Enslaved blacks hid in false bottom wagons, boats or underground to make the journey north to freedom. Some of them passed right through northwest Ohio.

SYLVANIA, Ohio — June 19 marks a huge celebration of community and freedom across the country.

The occasion is known as Juneteenth, commemorating the day the last slaves in Galveston, Texas got word they were free in 1865.  It was two-and-a-half years after President Abraham Lincoln signed the Emancipation Proclamation. 

RELATED: Here's why it took two years for enslaved Texans to learn they had been freed

Juneteenth recently becoming a federal holiday is a historic moment and a time of true reflection for so many people.

RELATED: Juneteenth officially a federal holiday as Biden signs bill into law

Though, to appreciate what this means, it’s also important to understand our past. The fight for freedom includes the Underground Railroad. Enslaved blacks were willing to risk their lives, hide in false bottom wagons, boats or underground to make the journey. Some of them passed through Northwest Ohio.

The tracks were invisible but the conductors and stops along the way were very real.

“It was a system of both people and places; those places could be homes, businesses, churches,” explains Sylvania’s Lathrop House site manager Sue McHugh. 

 “[Those who were enslaved] did it on foot at night, they actually followed some of our canals and used those as a way to travel using the towpath at night when the canal was not being used,” said McHugh.

The journey north to freedom on the Underground Railroad was long, hard and dangerous, but worth it for so many looking to escape slavery in the south.

“It had to be frightening; it was horrifying that they would sic dogs on you, you never knew who was a friend or foe, and again, the thought you left your family and you’re not sure what would happen to them,” says McHugh.

She says Ohio was probably one of the most active states in this secret system.  “For a while, they knew once they crossed that Ohio River those freedom seekers were in a free state and then after 1850 [when the Fugitive Slave Act was passed] continued to move north [into Canada.]”

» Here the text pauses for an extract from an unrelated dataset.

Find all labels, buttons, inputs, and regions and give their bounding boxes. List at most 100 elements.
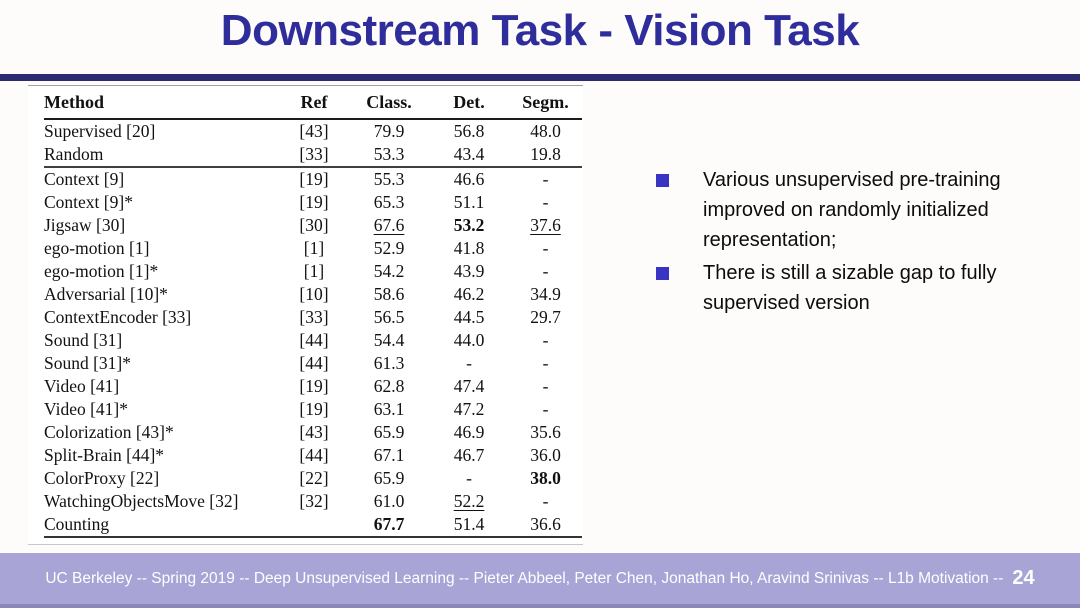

Once fugitive slaves made their way to Northwest Ohio, two of their possible stops would’ve been the Harroun Family Barn, which still sits on the property of ProMedica’s Flower Hospital, and the Lathrop House, both in Sylvania.

“Every one of these people who opened their house to somebody who was on that journey to freedom, and even more importantly everybody that stepped out on faith on that journey to freedom, made a difference,” explains McHugh.

“They would have brought them in, they would enter the basement area and [in] this particular [Lathrop] house there was a secret room in the basement, there was one working oven, one false oven.” 

The false oven inside of the Lathrop family home had an entrance way into a secret room behind the wall.

According to McHugh, there are stories of others who helped along the way in places like Perrysburg, Maumee, Adrian and Blissfield, too. 

“We do know that some of the Native Americans in the area, Ottawa Indians, would also give them harbor, safe harbor on their way north,” said McHugh.

The fight for freedom in some ways is still being battled today.

“It’s our responsibility to keep that light of freedom lit, and not only protect the freedoms we have, but make sure they’re extended to all in our country,” says McHugh.